Description:
Hi,
We sometimes notice that the MYSQL Pod is stucked during termination.
We use 3 instances for HA.
The hanging is due to the Pod's finalizers which get stucked.
Here is a snapshot of the log while the pod is stucked:
Normal Logging 60m kopf diag instance mysql-2 --> InstanceDiagStatus.OFFLINE quorum=None gtid_executed=None
Normal Logging 60m kopf mysql-2.mysql-instances.dev.svc.cluster.local:3306: pod.phase=Succeeded deleting=True
Normal Logging 60m kopf Could not connect to mysql-0.mysql-instances.dev.svc.cluster.local:3306: error=MySQL Error (2005): mysqlsh.connect_dba: Unknown MySQL server host 'mysql-0.mysql-instances.dev.svc.cluster.local' (-2)
Normal Logging 60m kopf cluster probe: status=ClusterDiagStatus.OFFLINE online=[]
Normal Logging 60m kopf mysql: all={<MySQLPod mysql-2>, <MySQLPod mysql-0>, <MySQLPod mysql-1>} members={<MySQLPod mysql-2>, <MySQLPod mysql-0>, <MySQLPod mysql-1>} online=set() offline={<MySQLPod mysql-2>, <MySQLPod mysql-0>, <MySQLPod mysql-1>} unsure=set()
Normal Logging 60m kopf Could not connect to mysql-2.mysql-instances.dev.svc.cluster.local:3306: error=MySQL Error (2005): mysqlsh.connect_dba: Unknown MySQL server host 'mysql-2.mysql-instances.dev.svc.cluster.local' (-2)
Error Logging 60m kopf Handler 'on_pod_delete' failed temporarily: Cluster cannot be restored because there are unreachable pods
Normal Logging 60m kopf diag instance mysql-0 --> InstanceDiagStatus.OFFLINE quorum=None gtid_executed=None
Normal Logging 60m kopf mysql-0.mysql-instances.dev.svc.cluster.local:3306: pod.phase=Succeeded deleting=True
Normal Logging 60m kopf ATTEMPTING CLUSTER REPAIR
Error Logging 60m kopf Handler 'on_pod_delete' failed temporarily: Cluster cannot be restored because there are unreachable pods
Is it related with the Change-Id I5ee1a5af6932b3565d8a1b9d80baba644dbd24c3 ? It looks like the operator is looping trying to repair the cluster instead of deleting the pod (both InstanceDiagStatus and ClusterDiagStatus are set as OFFLINE).

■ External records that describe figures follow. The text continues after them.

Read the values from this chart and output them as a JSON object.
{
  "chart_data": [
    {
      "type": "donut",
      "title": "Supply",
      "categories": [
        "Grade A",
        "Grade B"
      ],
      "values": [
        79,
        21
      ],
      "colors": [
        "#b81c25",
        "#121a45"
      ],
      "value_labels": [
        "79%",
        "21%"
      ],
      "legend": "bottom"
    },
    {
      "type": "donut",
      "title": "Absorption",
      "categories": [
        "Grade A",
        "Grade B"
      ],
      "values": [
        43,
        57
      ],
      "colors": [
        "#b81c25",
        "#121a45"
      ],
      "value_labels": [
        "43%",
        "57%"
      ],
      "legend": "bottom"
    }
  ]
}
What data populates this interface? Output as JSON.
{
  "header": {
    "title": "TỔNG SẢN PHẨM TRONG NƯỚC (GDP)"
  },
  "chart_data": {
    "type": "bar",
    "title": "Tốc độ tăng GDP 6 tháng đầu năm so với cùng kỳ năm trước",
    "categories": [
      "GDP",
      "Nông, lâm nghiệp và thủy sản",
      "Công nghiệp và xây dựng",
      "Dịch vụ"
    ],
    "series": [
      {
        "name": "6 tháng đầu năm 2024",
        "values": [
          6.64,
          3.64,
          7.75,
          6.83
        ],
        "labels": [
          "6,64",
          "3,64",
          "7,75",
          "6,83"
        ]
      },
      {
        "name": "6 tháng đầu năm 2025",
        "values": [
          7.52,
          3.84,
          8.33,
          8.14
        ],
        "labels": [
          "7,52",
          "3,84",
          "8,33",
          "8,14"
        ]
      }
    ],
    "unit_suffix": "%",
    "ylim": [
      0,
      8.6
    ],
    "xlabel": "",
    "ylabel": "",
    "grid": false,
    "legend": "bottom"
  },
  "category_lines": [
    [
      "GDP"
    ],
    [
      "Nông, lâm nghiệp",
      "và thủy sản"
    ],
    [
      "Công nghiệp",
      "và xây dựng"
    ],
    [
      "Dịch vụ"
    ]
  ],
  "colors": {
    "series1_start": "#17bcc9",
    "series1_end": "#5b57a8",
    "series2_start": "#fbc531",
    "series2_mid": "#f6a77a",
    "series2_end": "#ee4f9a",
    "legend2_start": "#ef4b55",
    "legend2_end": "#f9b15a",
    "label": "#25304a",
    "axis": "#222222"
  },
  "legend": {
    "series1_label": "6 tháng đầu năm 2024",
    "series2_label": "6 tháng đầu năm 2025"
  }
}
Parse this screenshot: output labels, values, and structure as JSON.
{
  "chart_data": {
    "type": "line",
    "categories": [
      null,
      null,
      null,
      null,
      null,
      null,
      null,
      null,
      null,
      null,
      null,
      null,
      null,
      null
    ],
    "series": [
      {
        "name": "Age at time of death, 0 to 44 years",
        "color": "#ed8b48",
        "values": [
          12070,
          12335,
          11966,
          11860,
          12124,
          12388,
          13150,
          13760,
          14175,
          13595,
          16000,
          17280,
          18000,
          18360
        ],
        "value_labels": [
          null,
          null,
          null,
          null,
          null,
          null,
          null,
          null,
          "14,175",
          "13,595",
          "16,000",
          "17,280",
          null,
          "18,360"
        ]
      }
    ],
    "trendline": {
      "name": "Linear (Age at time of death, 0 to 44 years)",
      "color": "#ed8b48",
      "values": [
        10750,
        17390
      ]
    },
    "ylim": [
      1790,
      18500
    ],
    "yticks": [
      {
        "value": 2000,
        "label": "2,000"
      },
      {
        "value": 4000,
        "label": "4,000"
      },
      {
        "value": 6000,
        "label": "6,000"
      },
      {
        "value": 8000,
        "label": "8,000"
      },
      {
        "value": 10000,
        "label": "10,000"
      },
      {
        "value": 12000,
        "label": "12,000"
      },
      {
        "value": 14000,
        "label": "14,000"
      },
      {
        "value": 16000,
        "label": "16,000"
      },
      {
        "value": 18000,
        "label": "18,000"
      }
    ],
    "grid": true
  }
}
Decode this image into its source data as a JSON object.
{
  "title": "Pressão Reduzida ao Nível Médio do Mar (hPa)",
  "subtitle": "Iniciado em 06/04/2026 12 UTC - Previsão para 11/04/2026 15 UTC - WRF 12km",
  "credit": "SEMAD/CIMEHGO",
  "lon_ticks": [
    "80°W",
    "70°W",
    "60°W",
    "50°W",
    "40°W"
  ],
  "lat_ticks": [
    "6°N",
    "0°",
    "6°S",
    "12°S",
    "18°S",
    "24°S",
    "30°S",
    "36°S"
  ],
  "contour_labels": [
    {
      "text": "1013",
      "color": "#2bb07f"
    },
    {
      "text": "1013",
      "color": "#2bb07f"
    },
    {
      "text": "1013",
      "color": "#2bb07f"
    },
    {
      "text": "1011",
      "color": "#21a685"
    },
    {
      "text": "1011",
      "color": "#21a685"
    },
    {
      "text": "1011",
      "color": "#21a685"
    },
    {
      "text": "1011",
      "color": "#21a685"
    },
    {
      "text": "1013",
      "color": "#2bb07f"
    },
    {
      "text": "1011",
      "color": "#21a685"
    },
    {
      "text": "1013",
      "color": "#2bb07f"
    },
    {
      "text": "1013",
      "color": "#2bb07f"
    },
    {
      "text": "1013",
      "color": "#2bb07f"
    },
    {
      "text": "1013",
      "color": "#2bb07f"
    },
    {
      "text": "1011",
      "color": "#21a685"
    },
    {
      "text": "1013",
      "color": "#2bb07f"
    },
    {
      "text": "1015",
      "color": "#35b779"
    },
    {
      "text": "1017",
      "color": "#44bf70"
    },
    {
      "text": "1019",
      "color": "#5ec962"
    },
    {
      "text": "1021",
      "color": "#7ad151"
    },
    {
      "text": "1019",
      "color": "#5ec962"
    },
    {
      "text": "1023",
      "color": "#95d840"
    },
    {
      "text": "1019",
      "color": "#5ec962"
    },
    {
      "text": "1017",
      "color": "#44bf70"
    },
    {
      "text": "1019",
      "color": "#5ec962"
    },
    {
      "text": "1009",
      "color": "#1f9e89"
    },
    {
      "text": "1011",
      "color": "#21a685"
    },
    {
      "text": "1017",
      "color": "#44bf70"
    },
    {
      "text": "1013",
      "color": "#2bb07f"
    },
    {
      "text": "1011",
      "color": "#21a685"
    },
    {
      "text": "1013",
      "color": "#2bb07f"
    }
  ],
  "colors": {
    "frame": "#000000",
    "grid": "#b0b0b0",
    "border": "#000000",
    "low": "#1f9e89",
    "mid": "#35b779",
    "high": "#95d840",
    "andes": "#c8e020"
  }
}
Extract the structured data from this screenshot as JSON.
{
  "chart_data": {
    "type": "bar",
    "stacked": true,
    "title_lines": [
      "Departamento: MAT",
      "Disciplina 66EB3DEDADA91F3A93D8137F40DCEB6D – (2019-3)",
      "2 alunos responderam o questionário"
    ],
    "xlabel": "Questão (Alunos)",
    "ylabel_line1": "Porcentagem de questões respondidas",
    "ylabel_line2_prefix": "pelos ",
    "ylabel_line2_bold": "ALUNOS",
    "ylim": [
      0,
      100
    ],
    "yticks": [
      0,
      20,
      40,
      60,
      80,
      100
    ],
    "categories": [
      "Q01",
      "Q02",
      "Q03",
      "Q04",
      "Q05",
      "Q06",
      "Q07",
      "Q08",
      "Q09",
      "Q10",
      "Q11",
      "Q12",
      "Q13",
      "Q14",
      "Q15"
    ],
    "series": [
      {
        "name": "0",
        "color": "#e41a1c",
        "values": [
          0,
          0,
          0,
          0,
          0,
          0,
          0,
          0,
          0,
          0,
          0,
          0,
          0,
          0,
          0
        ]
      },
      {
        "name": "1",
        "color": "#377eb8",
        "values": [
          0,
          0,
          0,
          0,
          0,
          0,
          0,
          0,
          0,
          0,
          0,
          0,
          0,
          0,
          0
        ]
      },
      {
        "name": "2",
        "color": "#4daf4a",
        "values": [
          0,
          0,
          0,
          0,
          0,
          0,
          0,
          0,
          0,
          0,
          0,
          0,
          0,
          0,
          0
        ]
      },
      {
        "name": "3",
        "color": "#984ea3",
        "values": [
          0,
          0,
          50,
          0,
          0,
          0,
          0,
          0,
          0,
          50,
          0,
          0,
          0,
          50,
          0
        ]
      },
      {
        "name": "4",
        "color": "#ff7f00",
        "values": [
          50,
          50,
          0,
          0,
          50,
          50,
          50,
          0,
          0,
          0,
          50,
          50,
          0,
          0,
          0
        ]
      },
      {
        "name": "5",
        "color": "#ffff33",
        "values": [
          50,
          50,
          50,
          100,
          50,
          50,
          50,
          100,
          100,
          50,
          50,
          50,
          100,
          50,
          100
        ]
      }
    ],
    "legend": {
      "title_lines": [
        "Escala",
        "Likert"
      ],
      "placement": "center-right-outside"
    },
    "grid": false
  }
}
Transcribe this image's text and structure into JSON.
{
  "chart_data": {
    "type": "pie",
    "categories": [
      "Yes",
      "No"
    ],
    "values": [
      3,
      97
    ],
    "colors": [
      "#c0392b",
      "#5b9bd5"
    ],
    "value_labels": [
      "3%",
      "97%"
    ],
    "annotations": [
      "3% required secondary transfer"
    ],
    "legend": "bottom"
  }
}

Also, the log entry 'RETRYING ON POD DELETE' never appears in the log file.
How to repeat:
This behavior appears randomly, but always after a Nodepool maintenance where all pods are moving from a node pool to a new one.
Usually, 1 pod is successfully moved, but remaining 2 pods (for HA) remain stucked in the old Nodepool
Suggested fix:
I suspect the logic in mysqloperator/controller/innodbcluster/cluster_controller.py (on_pod_deleted) to not handle this situation (ClusterDiagStatus.OFFLINE).
The current workaround is to remove the Pod's finalizers to unblock the termination.